Controversial Austrian playwright and novelist Peter Handke was awarded the city of Düsseldorf's Heine Prize for literature.
Austrian writer Peter Handke is controversial because of his stance on Serbia
The Heine Prize, endowed for 50,000 euros ($64,000), is one of the three highest-paying literature prizes in Germany. The jury said Handke -- like Heinrich Heine, the German poet after whom the prize is named -- obstinately follows the way to an "open truth." He puts forth his own poetic world view, in contrast to broader public opinion, they said. The prize will be awared on Dec. 13.
Handke wrote the groundbreaking experimental play "Offending the Audience" and the novel "The Goalie's Anxiety at the Penalty Kick", but may be best know for writing the novel "Wings of Desire", which was turned into a film by Wim Wenders.
He is controversial because of his pro-Serbian stance during the Balkan wars, and his support for the Serbian regime.
Recently, French national theatre Comédie-Française removed the play "Voyage to the Sonorous Land or the Art of Asking" from its 2007 season lineup, after Handke spoke at the burial of former Serbian dictator Slobodan Milosevic in March.
Handke, who lives in France, said in an essay in the French newspaper Libération: "Let's stop laying the massacre … on the backs of the Serbian military and paramilitary. And listen -- at last -- to the survivors of the Muslim massacres in numerous Serbian villages around Srebrenica."

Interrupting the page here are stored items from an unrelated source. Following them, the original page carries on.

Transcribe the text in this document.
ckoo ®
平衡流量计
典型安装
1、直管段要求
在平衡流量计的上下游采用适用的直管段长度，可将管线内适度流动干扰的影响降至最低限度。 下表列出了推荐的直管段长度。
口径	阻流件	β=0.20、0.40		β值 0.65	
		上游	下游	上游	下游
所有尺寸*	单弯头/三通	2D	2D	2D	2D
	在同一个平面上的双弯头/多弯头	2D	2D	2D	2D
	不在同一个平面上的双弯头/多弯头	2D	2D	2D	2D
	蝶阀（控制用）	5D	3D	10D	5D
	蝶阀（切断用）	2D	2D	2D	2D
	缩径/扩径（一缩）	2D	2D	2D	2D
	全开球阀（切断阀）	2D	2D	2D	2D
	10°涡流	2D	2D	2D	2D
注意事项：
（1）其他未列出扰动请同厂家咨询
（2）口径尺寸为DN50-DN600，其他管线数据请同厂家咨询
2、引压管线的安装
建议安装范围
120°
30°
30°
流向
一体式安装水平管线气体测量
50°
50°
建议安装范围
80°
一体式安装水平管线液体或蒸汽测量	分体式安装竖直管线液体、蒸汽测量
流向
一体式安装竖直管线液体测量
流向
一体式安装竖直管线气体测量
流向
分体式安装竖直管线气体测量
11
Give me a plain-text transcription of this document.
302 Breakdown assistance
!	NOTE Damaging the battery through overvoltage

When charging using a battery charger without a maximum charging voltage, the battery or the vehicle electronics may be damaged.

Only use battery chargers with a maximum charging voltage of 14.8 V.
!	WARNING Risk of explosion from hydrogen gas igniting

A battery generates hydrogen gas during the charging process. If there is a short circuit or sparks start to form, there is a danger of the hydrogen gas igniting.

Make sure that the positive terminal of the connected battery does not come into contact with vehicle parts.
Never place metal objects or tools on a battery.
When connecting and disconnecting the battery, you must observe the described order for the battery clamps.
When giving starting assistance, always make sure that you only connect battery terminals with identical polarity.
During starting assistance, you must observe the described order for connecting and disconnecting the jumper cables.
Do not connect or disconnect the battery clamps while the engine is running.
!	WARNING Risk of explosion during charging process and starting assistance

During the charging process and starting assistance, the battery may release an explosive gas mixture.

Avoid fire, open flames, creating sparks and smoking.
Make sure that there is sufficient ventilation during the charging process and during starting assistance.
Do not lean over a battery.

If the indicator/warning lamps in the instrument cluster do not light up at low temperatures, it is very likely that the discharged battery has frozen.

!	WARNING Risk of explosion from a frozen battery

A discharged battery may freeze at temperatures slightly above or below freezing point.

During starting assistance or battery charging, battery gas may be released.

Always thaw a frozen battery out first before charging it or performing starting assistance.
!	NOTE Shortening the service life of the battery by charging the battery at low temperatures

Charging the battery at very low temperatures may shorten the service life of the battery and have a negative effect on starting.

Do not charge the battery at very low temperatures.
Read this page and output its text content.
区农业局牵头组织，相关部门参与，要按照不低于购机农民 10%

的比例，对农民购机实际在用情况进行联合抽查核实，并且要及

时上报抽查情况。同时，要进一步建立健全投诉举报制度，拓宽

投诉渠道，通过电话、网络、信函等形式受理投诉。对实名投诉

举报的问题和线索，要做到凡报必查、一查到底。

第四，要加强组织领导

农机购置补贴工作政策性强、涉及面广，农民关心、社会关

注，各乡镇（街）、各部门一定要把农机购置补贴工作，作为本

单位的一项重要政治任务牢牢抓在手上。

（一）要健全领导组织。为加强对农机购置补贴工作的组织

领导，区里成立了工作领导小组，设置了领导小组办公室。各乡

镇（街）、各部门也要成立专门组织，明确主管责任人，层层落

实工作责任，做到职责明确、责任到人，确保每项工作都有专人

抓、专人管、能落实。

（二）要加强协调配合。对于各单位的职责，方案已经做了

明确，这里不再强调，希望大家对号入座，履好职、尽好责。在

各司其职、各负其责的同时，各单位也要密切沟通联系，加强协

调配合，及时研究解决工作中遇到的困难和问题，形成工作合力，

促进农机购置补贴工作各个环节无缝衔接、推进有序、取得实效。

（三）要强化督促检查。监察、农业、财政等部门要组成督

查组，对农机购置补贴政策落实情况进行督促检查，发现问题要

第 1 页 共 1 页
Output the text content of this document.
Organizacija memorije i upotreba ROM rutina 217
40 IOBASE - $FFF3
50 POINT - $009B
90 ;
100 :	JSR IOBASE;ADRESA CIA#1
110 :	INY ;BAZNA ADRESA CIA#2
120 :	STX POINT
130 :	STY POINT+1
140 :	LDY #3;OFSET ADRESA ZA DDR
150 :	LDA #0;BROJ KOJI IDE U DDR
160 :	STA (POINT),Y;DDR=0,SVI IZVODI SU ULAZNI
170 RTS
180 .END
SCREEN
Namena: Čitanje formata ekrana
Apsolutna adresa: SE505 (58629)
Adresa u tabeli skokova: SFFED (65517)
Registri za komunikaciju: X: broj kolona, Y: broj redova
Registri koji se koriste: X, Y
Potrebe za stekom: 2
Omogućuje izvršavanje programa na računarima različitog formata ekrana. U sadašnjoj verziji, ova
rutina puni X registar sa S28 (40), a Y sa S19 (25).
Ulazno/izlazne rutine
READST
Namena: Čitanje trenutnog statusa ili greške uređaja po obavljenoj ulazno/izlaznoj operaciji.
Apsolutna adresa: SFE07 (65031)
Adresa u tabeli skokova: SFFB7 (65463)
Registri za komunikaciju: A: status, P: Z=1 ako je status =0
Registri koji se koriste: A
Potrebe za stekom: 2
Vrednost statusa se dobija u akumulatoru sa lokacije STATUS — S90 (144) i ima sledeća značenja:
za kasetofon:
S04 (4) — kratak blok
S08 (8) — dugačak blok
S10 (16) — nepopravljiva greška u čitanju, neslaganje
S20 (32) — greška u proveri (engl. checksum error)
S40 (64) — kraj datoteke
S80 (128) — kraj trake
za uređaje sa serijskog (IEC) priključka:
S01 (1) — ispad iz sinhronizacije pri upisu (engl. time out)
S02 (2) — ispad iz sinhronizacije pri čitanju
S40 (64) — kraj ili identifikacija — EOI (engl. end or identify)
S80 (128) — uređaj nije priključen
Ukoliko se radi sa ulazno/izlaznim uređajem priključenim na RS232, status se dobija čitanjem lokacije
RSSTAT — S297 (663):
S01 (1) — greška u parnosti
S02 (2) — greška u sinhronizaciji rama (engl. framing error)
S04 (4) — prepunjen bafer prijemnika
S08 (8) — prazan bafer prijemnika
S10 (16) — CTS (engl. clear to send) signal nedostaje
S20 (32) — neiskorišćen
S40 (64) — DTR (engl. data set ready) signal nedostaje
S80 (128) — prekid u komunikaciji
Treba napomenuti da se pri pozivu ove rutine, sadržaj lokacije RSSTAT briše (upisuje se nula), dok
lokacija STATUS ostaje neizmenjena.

Last year, Handke's publisher, Suhrkamp Verlag, said the author would categorically refuse any more literature prizes; in Paris, however, Handke said he would "gladly" accept the Heine Prize.
Up to now, winners of the Heine Prize have included Walter Jens, Günter Kunert, Max Frisch, Wolf Biermann, Hans Magnus Enzensberger, Elfriede Jelinek und Robert Gernhardt.